A Ottawa, sans mentionner de noms ce sont des noms qui ont figuré
publiquement dans le cas de deux avocats qui sont également deux
frères, un s'est fait $60,000 et l'autre s'est fait $40,000, pour une
première année d'aide judiciaire. Le Barreau les a obligés
à en retourner les deux tiers. C'est le Barreau qui a pris l'action
contre eux. C'est un abus et la Loi du Barreau le prévoit. Quand vous
prévoyez certaines choses, il faut également compter sur le fait
que la Loi du Barreau va continuer d'exister, pour permettre au Barreau
d'assurer que les membres vont suivre l'éthique et les proportions
voulues. Autrement dit, ne cherchez pas à tout faire dans le droit.

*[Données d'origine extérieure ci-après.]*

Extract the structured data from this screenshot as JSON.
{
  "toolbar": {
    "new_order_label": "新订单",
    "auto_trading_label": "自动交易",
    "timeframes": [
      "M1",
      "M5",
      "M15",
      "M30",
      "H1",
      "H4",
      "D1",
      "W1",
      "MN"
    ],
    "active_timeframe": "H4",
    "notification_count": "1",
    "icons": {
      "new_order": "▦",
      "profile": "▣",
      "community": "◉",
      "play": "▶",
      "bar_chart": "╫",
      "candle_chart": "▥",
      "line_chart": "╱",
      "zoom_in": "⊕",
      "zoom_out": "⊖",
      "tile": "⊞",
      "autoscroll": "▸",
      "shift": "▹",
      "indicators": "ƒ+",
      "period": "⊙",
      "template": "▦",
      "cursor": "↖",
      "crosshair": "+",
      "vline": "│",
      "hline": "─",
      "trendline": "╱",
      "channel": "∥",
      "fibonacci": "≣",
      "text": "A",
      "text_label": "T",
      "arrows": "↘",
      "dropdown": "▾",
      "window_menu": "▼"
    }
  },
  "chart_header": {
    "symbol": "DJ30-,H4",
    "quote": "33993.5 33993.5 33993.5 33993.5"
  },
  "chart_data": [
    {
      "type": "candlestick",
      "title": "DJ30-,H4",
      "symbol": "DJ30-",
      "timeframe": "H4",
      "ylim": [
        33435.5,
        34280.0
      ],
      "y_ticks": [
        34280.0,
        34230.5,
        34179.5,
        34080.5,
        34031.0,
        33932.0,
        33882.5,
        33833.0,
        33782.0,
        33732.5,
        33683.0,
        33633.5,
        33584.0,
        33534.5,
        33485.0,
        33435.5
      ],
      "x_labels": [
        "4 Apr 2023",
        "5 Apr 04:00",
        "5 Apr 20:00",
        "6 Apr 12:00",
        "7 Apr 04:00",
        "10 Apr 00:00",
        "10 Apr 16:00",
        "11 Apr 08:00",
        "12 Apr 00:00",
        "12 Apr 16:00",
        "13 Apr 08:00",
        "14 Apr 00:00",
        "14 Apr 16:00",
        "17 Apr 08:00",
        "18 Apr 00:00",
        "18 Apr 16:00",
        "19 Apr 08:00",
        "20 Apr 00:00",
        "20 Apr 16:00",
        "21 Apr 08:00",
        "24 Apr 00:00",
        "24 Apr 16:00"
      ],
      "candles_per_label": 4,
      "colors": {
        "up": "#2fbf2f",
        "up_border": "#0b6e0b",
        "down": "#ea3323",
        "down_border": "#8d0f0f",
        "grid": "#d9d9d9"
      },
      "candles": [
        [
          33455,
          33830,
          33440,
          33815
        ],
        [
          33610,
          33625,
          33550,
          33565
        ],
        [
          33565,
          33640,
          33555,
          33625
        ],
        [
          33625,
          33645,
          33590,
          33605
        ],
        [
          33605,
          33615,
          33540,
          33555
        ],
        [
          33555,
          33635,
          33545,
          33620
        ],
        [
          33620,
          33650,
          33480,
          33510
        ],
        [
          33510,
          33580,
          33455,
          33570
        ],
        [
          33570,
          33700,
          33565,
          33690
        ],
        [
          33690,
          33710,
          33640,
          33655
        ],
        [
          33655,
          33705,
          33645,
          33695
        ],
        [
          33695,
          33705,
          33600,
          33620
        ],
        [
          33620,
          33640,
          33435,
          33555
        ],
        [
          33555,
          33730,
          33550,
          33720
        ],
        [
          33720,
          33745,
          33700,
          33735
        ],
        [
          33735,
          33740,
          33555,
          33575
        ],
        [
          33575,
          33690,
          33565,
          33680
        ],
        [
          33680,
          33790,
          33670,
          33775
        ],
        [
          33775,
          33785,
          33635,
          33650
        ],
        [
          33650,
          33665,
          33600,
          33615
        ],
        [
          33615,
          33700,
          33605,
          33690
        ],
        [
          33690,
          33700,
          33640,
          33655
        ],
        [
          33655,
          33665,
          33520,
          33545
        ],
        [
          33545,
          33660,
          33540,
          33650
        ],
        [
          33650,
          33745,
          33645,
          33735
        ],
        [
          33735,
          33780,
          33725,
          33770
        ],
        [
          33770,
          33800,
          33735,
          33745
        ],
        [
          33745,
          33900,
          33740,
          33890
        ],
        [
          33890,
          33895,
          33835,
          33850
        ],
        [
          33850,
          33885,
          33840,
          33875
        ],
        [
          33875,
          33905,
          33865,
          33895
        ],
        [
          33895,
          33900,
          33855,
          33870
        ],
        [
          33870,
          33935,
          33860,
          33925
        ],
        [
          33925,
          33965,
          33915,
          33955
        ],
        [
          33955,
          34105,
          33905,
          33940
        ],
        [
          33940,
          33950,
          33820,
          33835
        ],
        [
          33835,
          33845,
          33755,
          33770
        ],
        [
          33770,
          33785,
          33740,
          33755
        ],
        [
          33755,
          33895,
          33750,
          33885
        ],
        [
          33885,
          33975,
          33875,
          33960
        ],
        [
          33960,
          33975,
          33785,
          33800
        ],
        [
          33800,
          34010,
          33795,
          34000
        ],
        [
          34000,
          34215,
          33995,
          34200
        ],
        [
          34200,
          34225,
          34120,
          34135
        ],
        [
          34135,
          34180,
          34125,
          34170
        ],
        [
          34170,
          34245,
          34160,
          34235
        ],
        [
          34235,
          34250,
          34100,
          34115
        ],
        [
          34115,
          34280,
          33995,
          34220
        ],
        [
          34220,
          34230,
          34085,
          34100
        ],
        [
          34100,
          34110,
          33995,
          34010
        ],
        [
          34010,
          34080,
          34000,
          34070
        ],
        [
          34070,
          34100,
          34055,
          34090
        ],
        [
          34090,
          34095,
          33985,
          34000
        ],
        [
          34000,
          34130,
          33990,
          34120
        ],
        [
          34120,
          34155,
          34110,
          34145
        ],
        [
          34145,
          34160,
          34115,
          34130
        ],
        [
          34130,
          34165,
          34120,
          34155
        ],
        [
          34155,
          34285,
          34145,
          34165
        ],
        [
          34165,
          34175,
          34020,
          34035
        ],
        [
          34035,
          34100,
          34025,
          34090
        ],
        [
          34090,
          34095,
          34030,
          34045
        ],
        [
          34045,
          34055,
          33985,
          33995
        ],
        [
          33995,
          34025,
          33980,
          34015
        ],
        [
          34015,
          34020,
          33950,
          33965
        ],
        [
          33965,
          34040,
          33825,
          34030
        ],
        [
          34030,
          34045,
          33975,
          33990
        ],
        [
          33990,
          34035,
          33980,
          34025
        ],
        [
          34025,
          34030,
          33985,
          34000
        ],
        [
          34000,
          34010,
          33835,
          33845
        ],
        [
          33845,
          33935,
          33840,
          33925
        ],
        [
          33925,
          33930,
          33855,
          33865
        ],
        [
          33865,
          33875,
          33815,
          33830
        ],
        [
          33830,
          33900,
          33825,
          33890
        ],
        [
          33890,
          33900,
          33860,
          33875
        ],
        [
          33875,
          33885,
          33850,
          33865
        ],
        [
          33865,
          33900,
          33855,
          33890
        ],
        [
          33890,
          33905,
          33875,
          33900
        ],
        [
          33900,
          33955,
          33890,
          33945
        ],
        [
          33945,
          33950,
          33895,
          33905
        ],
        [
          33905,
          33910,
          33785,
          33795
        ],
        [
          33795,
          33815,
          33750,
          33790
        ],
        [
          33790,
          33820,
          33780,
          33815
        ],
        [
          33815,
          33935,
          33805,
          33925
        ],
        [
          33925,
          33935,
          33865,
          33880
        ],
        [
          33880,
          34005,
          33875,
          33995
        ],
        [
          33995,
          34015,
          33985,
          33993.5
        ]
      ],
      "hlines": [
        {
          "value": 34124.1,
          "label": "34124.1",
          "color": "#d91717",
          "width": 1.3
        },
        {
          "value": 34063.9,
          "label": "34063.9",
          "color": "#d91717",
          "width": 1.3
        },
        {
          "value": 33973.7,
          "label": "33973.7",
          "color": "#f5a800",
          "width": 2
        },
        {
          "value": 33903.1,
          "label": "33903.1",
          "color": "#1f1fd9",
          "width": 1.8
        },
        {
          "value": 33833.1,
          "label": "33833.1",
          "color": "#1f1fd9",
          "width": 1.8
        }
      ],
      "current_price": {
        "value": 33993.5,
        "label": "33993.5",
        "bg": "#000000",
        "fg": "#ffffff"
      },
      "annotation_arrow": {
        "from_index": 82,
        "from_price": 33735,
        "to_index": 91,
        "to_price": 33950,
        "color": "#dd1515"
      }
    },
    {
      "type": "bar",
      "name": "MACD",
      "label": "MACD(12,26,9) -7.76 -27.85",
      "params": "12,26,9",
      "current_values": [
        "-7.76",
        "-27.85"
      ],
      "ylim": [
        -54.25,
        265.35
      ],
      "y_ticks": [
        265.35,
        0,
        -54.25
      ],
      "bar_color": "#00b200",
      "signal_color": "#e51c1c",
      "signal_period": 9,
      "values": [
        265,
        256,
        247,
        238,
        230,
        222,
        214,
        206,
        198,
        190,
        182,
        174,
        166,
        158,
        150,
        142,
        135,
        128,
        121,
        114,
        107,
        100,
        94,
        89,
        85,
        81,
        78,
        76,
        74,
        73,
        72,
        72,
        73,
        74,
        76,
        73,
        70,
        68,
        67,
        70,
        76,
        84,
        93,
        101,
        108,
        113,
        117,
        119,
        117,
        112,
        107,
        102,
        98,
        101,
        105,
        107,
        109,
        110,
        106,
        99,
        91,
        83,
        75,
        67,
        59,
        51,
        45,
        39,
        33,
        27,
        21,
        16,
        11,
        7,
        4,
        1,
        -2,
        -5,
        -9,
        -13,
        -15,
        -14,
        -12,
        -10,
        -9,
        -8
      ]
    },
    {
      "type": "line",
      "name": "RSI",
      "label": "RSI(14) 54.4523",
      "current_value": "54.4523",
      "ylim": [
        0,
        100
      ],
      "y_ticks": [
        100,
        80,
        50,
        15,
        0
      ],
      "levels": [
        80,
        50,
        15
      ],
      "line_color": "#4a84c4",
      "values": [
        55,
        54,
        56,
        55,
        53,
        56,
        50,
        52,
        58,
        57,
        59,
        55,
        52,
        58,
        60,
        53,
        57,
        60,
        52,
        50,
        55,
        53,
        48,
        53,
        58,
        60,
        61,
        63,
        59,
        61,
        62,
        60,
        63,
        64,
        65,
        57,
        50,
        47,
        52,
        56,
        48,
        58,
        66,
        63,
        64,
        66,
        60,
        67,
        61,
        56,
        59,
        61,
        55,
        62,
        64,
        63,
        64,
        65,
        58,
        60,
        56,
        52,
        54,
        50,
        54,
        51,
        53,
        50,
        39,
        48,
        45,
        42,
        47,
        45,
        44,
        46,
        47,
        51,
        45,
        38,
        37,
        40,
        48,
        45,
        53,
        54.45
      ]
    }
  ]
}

Vous avez des lois qui vous aident. Entre autres, si on a le bill 10,
ça nous prend plus le bill 70. Si l'indigent peut avoir des avocats
disponibles et qu'il n'y a pas d'honoraires, qu'un avocat aille
représenter la personne, parce que la critique du Barreau, c'est que les
grosses corporations sont celles qui tentent d'abuser des pauvres et qu'elles
auront leurs petits experts pour aller devant les cours d'équité
où chaque juge, selon la loi, est autorisé à faire sa
propre jurisprudence. Cela dépendra de la cravate ou de la couleur des
yeux du plaideur, ou de son petit ami local qui viendra faire sa cause et aura
une petite spécialité paroissiale.
Ce n'est pas nécessaire avec votre système d'aide
juridique. Ce n'est pas nécessaire, votre bill 70. Cela devient de moins
en moins nécessaire. Autrement dit, chaque loi a son rôle.

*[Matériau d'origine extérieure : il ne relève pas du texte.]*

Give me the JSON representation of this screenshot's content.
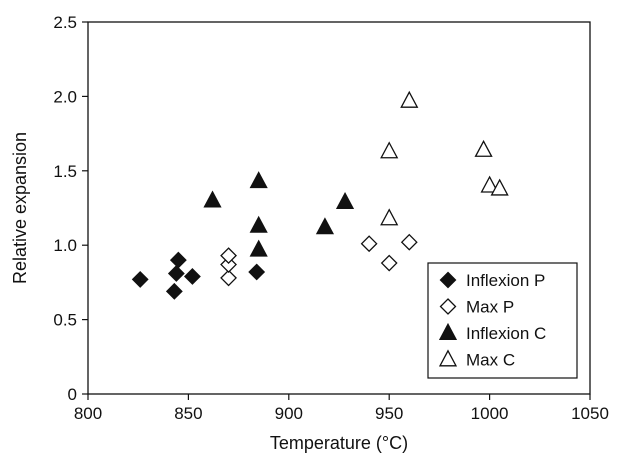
{
  "chart_data": {
    "type": "scatter",
    "title": "",
    "xlabel": "Temperature (°C)",
    "ylabel": "Relative expansion",
    "xlim": [
      800,
      1050
    ],
    "ylim": [
      0,
      2.5
    ],
    "x_ticks": [
      800,
      850,
      900,
      950,
      1000,
      1050
    ],
    "y_ticks": [
      0,
      0.5,
      1.0,
      1.5,
      2.0,
      2.5
    ],
    "x_tick_labels": [
      "800",
      "850",
      "900",
      "950",
      "1000",
      "1050"
    ],
    "y_tick_labels": [
      "0",
      "0.5",
      "1.0",
      "1.5",
      "2.0",
      "2.5"
    ],
    "grid": false,
    "legend_position": "bottom-right",
    "series": [
      {
        "name": "Inflexion P",
        "marker": "diamond",
        "filled": true,
        "color": "#111111",
        "points": [
          {
            "x": 826,
            "y": 0.77
          },
          {
            "x": 843,
            "y": 0.69
          },
          {
            "x": 844,
            "y": 0.81
          },
          {
            "x": 845,
            "y": 0.9
          },
          {
            "x": 852,
            "y": 0.79
          },
          {
            "x": 884,
            "y": 0.82
          }
        ]
      },
      {
        "name": "Max P",
        "marker": "diamond",
        "filled": false,
        "color": "#111111",
        "points": [
          {
            "x": 870,
            "y": 0.78
          },
          {
            "x": 870,
            "y": 0.87
          },
          {
            "x": 870,
            "y": 0.93
          },
          {
            "x": 940,
            "y": 1.01
          },
          {
            "x": 950,
            "y": 0.88
          },
          {
            "x": 960,
            "y": 1.02
          }
        ]
      },
      {
        "name": "Inflexion C",
        "marker": "triangle",
        "filled": true,
        "color": "#111111",
        "points": [
          {
            "x": 862,
            "y": 1.3
          },
          {
            "x": 885,
            "y": 1.43
          },
          {
            "x": 885,
            "y": 1.13
          },
          {
            "x": 885,
            "y": 0.97
          },
          {
            "x": 918,
            "y": 1.12
          },
          {
            "x": 928,
            "y": 1.29
          }
        ]
      },
      {
        "name": "Max C",
        "marker": "triangle",
        "filled": false,
        "color": "#111111",
        "points": [
          {
            "x": 950,
            "y": 1.63
          },
          {
            "x": 950,
            "y": 1.18
          },
          {
            "x": 960,
            "y": 1.97
          },
          {
            "x": 997,
            "y": 1.64
          },
          {
            "x": 1000,
            "y": 1.4
          },
          {
            "x": 1005,
            "y": 1.38
          }
        ]
      }
    ]
  }
}
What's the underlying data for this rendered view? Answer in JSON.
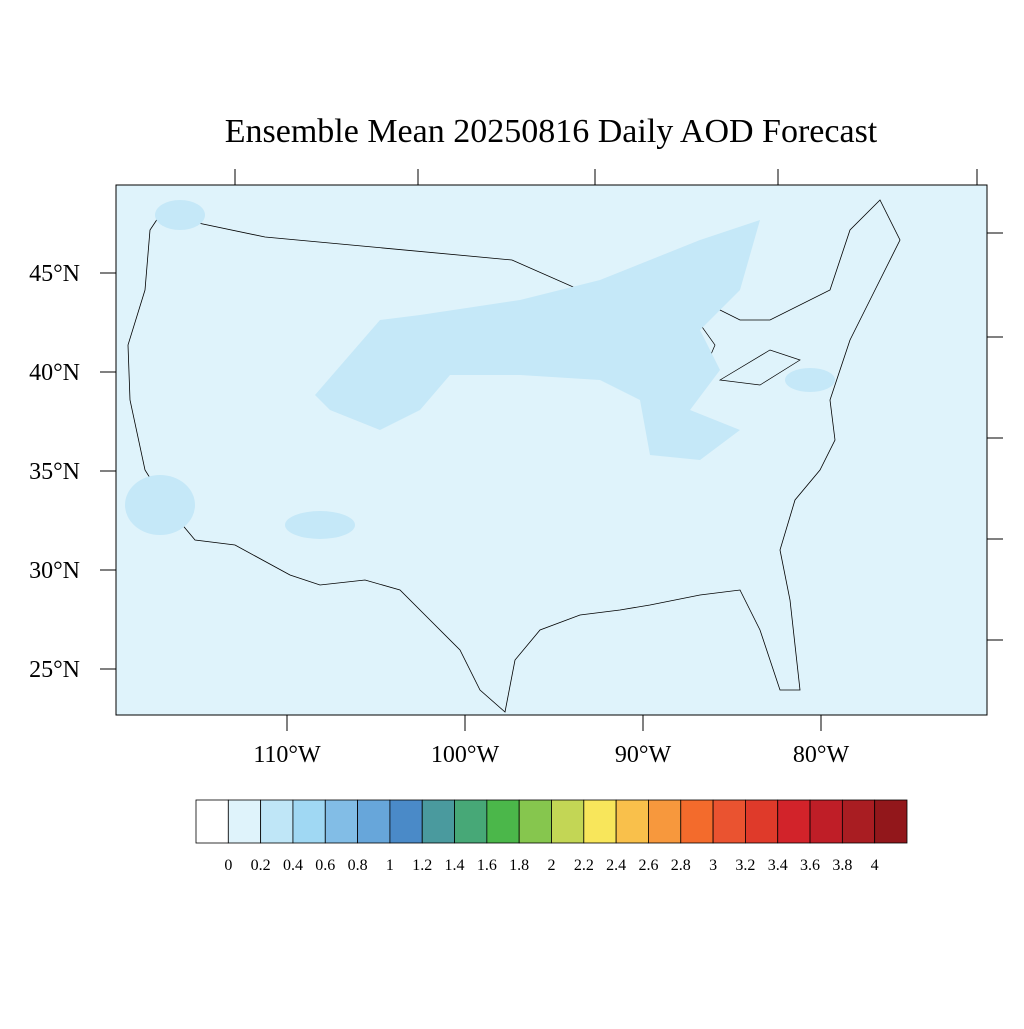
{
  "title": "Ensemble Mean 20250816 Daily AOD Forecast",
  "map": {
    "lat_ticks": [
      {
        "value": 45,
        "label": "45°N"
      },
      {
        "value": 40,
        "label": "40°N"
      },
      {
        "value": 35,
        "label": "35°N"
      },
      {
        "value": 30,
        "label": "30°N"
      },
      {
        "value": 25,
        "label": "25°N"
      }
    ],
    "lon_ticks": [
      {
        "value": -110,
        "label": "110°W"
      },
      {
        "value": -100,
        "label": "100°W"
      },
      {
        "value": -90,
        "label": "90°W"
      },
      {
        "value": -80,
        "label": "80°W"
      }
    ]
  },
  "colorbar": {
    "levels": [
      0,
      0.2,
      0.4,
      0.6,
      0.8,
      1,
      1.2,
      1.4,
      1.6,
      1.8,
      2,
      2.2,
      2.4,
      2.6,
      2.8,
      3,
      3.2,
      3.4,
      3.6,
      3.8,
      4
    ],
    "colors": [
      "#ffffff",
      "#dff3fb",
      "#bfe6f7",
      "#a0d8f3",
      "#82bde6",
      "#67a6da",
      "#4a8ac8",
      "#4a9a9e",
      "#47a877",
      "#4bb74a",
      "#86c64e",
      "#c3d655",
      "#f8e65b",
      "#f9c04b",
      "#f7983d",
      "#f36b2c",
      "#ea5330",
      "#df3a2a",
      "#d2232a",
      "#bf1e27",
      "#a91d22",
      "#92171b"
    ]
  }
}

Celle-ci semble avoir éteint le rôle du bill 70, et ne mettez pas
dans votre loi des dispositions qui sont mieux exprimées dans la loi du
Barreau. Celle-ci peut mieux contrôler la manière dont l'avocat va
faire son affaire. La corporation pourrait assurer son application s'il y a un
abus.
Maintenant, on en vient à la question du libre choix. C'est
tellement fondamental, parce que c'est la base de toute la pratique. La
personne à qui on donne des certificats et qui n'est pas heureuse, avec
l'avocat, elle se dit: Je change. Elle va dans un gros bureau et on lui donne
un junior. Elle n'est pas heureuse avec lui. Elle garde son certificat et va
s'en choisir un autre, comme une personne riche va le faire. Nous, on est
obligé de soutenir une concurrence. On n'est pas dans une grande ville.
On a peut-être un certain nombre de corporations publiques, municipales
ou autres, ou privées qui sont des clients et qui permettent tout le
reste. Nous devons nous justifier chaque fois qu'on fait des actes de
représentation dans nos secteurs. En dehors de Montréal et de
Québec. On est prolétaire par excellence. On est obligé de
continuer à travailler. La Loi du Barreau nous défend de faire
autre chose que de la pratique.
Très bien, on va en faire. On travaille et, à ce
moment-lâ, on est responsable. On sait que si on n'est pas sensible aux
clients, on les perd. Une mauvaise réputation se fait très
rapidement dans nos villages. Il faut travailler et satisfaire le client.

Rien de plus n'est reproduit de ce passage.